His inspiration comes from bakers or in Japan, tofu makers, who rise early and sell their products the day they’re made. Milk arrives at his store, Cheese Stand, in the busy Shibuya neighborhood, at 3 a.m. each morning so he can be ready for the day’s business. He makes mozzarella, burrata, ricotta, and caciocavallo cheeses—all of which can be enjoyed without aging.

Fresh Japanese mozzarella is unlikely to make it abroad anytime soon, but Malory Lane, founder of the Japanese Cheese Co., will begin importing Kyodo Gakusha Shintoku’s Sakura to the U.S. in March; other cheeses will follow. Lane expects the cheeses to find homes both at artisanal cheese shops and in the growing numbers of Japanese restaurants, even if it doesn’t have a traditional role with sushi, ramen, and the like.

Shinji Fujikawa developed a love for mozzarella in Italy; he studied cheesemaking in Campania and Trentino-Alto Adigre before opening his shop in Shibuya, Tokyo.
Shibuya Cheese Stand

“I think the ones that have unique Japanese attributes are certainly the easiest to sell,” Lane says. “But there’s also a great appreciation for just delicious cheese.
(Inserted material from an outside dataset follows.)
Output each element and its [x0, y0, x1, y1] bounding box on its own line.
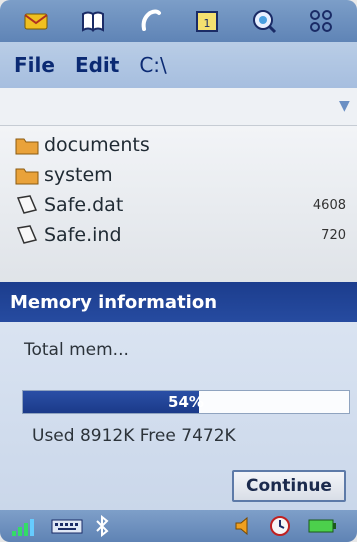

I’ve done tastings lately with a delicious blue cheese from Nagano, and while it doesn’t look any different from other, non-Japanese cheeses, it will do well.”

International recognition also helps; in November, Japan took home five gold medals in the World Cheese Awards in Bergamo, Italy, along with a number of lesser medals. Lane says an award like that can instantly sell out a half-year’s production for some cheesemakers.

At least one popular Japanese product may lend cheese a hand. “I think sake works really well with cheese, on pizza, or just cheeses by themselves,” says Nancy Cushman, co-owner of the restaurant group Cushman Concepts. She pairs sake with pizza at her restaurant Covina in New York City. While she recommends aged sakes with blue cheeses, and sparkling sake with lighter, fresher cheeses, ultimately cheese and sake work together because of the matching of amino acids. “Umami with umami,” she adds.

In Japan, population decline is hitting rural areas particularly hard. Artisanal, added-value products are more sustainable than agricultural commodities and can make the difference between a rural community thriving or fading from view—a point that Miyajima, Yanagidaira, and Lane all mentioned when I spoke with them. The success of these craft cheesemakers can make a real difference. “With these cheeses, you have the ability to reinvigorate a region,” Lane says. “I think it’s wonderful.”